Le entregué el apercibimiento de desahucio, que ella aceptó sin darse cuenta de lo que era.

– Eso es una orden de desahucio. Tienen un plazo de tres días para pagar la totalidad de la deuda o desalojar el inmueble. Dígales que elijan.

– Usted no puede hacer eso.

– No soy yo. Es el dueño, y ya los ha avisado. Recuérdeselo a su «hermana» cuando vuelva.

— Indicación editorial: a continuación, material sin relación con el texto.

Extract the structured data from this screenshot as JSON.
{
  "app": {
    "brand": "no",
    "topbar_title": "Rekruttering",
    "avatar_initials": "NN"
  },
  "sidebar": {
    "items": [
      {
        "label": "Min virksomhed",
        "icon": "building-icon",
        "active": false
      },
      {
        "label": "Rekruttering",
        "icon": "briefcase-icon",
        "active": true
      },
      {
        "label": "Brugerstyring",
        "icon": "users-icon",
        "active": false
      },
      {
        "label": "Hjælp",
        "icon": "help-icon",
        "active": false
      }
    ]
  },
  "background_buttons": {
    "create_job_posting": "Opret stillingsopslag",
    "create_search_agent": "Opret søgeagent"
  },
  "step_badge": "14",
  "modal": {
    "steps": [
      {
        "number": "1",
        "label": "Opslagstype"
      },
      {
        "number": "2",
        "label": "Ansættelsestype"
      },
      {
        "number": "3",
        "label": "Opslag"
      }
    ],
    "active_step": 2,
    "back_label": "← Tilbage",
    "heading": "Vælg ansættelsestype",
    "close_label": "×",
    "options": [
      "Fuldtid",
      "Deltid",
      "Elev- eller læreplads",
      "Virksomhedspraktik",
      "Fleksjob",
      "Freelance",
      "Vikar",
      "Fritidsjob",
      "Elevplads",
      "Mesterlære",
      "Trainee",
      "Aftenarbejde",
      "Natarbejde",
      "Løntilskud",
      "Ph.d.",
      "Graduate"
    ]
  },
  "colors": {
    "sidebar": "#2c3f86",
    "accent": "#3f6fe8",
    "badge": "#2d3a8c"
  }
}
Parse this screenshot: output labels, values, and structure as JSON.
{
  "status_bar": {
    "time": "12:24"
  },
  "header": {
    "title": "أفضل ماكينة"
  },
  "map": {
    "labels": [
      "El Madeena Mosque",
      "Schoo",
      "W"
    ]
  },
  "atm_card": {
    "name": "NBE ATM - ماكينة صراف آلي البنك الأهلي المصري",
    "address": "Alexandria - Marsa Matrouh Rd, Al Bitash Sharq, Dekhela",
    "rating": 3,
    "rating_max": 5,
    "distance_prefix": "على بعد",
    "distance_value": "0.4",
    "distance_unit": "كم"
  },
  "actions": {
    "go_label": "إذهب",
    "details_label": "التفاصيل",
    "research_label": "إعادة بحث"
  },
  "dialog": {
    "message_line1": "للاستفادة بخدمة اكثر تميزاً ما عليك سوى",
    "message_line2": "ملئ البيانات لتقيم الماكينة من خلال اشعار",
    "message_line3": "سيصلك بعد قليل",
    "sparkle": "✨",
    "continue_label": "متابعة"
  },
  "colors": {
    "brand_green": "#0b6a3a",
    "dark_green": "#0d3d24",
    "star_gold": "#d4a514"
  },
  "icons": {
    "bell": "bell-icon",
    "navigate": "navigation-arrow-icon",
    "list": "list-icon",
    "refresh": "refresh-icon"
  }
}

– ¿Y por qué no cumple él con su parte del trato?

– ¿Qué parte?

– ¿Por qué habrían ellos de ser puntuales en el pago si ese hijo de puta tarda tanto en hacer las reparaciones? Eso en el supuesto de que las haga. Hay ventanas que no abren, desagües atascados. Mi hermana ni siquiera puede usar el fregadero. Tiene que lavar los platos en el baño. Mire alrededor. Este sitio es un vertedero, ¿y sabe usted a cuánto sube el alquiler? Seiscientos pavos al mes. Hubo que arreglar el tendido eléctrico, que costó ciento veinte dólares, o si no el edificio habría quedado reducido a cenizas. Por eso no han pagado, porque él no les reembolsa todo el dinero que gastaron.

– Lo entiendo, pero yo no podría darle asesoría legal aun cuando supiera qué aconsejarle. El señor Compton actúa conforme a sus derechos y ustedes tendrán que hacer lo mismo.

– Derechos, y una mierda. ¿Qué derechos? Me quedo aquí y aguanto esta mierda o me marcho. ¿Qué clase de trato es ése?

– El trato que firmó cuando se vino a vivir aquí -contesté-. Si quiere que se escuche su versión, puede unirse a una asociación de arrendatarios.

– Zorra.

Me cerró la puerta en las narices con toda su fuerza, o al menos con toda la que le permitió la cadena de seguridad.

Volví al coche y me encaminé hacia la notaría, donde tenía que rematar la faena.